Put another way, if a man with low-risk prostate cancer lived in a hospital referral region that had some of the highest rates of inappropriate breast cancer imaging, he would have a 72% higher chance of getting inappropriate prostate imaging than a man in a region where appropriate use was more common.

Location, location, location

What's the reason for the connection? Do some regions simply have better technology or more built-up healthcare infrastructure that leads to more imaging use?

Makarov isn't sure that's the case. The medical imaging modalities used for breast and prostate cancer are typically bread-and-butter modalities such as CT that are widely available, as opposed to advanced technologies only found at academic centers.

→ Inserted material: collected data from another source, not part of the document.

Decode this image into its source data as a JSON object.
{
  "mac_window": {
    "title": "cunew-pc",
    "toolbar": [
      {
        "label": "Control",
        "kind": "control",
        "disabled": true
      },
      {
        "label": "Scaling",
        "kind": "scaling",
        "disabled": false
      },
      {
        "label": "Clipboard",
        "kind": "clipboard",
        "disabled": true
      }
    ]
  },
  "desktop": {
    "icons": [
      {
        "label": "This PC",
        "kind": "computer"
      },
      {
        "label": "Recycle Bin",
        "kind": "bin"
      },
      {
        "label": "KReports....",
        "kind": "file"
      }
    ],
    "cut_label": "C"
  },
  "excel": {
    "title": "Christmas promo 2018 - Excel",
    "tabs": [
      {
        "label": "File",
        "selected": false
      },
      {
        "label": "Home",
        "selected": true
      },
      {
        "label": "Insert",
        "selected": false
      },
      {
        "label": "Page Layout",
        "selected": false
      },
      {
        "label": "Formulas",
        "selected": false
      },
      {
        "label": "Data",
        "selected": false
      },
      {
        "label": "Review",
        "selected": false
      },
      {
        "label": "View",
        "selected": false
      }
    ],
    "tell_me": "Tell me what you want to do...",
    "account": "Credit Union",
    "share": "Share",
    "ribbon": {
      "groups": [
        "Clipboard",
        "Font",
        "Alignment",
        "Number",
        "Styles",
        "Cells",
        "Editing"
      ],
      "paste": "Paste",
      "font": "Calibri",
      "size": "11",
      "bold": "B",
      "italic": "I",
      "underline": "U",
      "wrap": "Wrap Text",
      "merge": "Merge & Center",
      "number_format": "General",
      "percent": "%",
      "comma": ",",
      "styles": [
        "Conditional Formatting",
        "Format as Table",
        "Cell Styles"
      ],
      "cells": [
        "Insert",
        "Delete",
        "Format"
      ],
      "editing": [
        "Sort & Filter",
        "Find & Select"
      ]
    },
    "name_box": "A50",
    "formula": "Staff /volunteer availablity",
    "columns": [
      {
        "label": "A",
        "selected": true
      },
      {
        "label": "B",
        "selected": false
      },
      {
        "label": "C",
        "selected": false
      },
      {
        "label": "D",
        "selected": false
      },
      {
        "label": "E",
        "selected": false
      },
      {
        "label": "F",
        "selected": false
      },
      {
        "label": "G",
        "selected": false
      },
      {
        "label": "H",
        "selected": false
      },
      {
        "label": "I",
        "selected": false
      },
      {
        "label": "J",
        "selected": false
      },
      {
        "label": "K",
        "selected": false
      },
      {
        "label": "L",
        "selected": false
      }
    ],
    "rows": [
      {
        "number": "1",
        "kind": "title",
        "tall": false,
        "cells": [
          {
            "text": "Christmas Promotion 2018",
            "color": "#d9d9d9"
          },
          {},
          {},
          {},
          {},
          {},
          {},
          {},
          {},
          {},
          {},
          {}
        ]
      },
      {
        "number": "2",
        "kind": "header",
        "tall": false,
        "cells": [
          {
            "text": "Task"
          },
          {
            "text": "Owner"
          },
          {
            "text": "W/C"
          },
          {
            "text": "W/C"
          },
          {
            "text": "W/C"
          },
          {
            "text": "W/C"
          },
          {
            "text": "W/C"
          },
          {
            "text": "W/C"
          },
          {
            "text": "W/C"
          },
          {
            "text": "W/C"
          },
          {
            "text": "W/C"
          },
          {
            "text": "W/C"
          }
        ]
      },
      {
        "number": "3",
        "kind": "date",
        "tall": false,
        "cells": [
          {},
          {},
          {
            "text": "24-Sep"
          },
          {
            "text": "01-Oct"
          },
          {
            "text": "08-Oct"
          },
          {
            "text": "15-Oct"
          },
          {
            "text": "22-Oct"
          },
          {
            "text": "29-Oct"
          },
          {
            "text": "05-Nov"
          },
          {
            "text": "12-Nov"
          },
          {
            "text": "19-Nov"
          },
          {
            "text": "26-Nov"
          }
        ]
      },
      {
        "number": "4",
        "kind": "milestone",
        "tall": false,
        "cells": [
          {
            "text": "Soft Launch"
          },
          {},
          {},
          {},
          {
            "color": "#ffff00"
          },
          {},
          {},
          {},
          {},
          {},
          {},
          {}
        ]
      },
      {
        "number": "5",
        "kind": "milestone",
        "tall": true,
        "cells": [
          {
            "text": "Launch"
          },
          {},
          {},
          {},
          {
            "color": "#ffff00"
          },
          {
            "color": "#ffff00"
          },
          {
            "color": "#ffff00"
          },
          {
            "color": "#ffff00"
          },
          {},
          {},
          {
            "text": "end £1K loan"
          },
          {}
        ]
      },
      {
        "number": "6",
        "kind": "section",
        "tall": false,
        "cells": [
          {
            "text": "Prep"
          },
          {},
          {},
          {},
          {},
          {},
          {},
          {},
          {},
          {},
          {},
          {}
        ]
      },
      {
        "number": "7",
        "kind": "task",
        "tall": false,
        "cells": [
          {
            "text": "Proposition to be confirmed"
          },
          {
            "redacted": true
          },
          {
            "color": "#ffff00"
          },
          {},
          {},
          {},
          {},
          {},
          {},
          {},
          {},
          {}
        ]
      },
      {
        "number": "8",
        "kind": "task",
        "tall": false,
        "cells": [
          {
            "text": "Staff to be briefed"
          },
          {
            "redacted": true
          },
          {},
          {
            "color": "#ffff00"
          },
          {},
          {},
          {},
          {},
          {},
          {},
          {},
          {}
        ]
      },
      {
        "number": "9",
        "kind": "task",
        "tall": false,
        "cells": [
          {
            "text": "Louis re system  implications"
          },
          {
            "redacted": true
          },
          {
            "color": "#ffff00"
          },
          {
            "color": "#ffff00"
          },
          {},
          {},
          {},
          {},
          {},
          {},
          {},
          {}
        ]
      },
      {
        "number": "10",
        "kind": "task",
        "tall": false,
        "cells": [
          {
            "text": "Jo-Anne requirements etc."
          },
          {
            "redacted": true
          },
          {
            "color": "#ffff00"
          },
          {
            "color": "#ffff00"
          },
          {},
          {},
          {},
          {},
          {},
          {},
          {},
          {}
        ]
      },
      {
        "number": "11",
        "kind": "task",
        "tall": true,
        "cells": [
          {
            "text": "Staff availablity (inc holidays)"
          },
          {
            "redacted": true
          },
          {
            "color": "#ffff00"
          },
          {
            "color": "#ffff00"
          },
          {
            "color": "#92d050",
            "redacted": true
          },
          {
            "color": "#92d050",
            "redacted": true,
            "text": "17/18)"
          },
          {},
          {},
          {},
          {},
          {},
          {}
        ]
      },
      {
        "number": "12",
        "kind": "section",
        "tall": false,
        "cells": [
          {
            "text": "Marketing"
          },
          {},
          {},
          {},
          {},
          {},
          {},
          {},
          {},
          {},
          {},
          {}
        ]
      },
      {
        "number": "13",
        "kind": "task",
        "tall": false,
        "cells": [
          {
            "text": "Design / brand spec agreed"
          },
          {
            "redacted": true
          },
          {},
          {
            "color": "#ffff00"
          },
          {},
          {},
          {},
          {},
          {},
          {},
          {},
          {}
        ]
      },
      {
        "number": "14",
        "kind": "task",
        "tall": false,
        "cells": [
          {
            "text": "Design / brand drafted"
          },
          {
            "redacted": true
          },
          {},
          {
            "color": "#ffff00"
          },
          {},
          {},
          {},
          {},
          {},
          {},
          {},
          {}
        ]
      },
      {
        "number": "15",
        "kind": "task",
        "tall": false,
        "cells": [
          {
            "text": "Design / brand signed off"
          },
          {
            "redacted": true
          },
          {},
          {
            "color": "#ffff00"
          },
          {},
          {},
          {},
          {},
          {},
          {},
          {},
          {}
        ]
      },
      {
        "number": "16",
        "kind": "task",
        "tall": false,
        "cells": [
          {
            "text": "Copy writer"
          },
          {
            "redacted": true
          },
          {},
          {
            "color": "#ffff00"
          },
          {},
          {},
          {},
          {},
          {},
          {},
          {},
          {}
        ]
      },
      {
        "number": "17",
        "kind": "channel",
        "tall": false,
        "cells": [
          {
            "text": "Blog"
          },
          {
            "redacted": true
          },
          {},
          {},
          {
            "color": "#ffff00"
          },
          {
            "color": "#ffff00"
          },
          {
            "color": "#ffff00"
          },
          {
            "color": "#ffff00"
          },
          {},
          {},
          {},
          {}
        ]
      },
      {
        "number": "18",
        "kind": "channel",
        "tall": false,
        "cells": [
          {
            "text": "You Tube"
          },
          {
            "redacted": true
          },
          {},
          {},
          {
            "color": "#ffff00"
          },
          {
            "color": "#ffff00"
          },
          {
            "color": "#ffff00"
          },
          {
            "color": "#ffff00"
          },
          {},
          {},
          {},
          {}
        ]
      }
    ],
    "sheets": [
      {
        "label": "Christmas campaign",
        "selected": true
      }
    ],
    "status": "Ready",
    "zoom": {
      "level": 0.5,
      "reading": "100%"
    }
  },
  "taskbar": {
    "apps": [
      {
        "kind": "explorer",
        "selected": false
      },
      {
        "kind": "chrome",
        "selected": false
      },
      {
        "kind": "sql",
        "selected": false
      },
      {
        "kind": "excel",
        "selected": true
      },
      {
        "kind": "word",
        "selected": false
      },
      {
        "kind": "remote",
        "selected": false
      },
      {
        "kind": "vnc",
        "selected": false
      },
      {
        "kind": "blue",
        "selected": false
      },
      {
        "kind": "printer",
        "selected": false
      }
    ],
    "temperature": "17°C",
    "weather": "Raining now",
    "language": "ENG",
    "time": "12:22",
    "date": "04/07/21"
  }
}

Instead, previous studies by Makarov indicate that "overuse of low-value imaging tests among cancer patients may be driven by factors within geographic regions." This is significant, he believes, because initiatives like Choosing Wisely take a one-size-fits-all approach to tackling overuse and don't focus on trends that are occurring on a regional basis.

Indeed, a 2013 report by the Institute of Medicine (IOM) on geographic variation in healthcare spending declined to recommend geographic-based solutions to overutilization, such as setting payment levels that vary in regions where overuse occurs; the problem is that they might penalize appropriate utilization as well. Instead, IOM opted to recommend approaches that target physician decision-making -- as Choosing Wisely does.

Either way, there is no easy solution to the overutilization problem, but Makarov believes the new study highlights the fact that geographic variations deserve more attention. For future research, he hopes to look at utilization of imaging for other diseases such as lung cancer, or to perform qualitative studies by interviewing doctors and patients to uncover practice patterns in specific regions.

Ultimately, another study could be performed to examine prostate and breast cancer imaging in the era after the Choosing Wisely guidelines, but that could be at least four years away.

"I love Choosing Wisely, but my sense is that it will be insufficient to tackle the problem completely," Makarov said. "It's not just randomness and noise that create regional variation. We think this suggests the hypothesis that there are regional-level factors that need to be tackled before we solve the overutilization problem completely."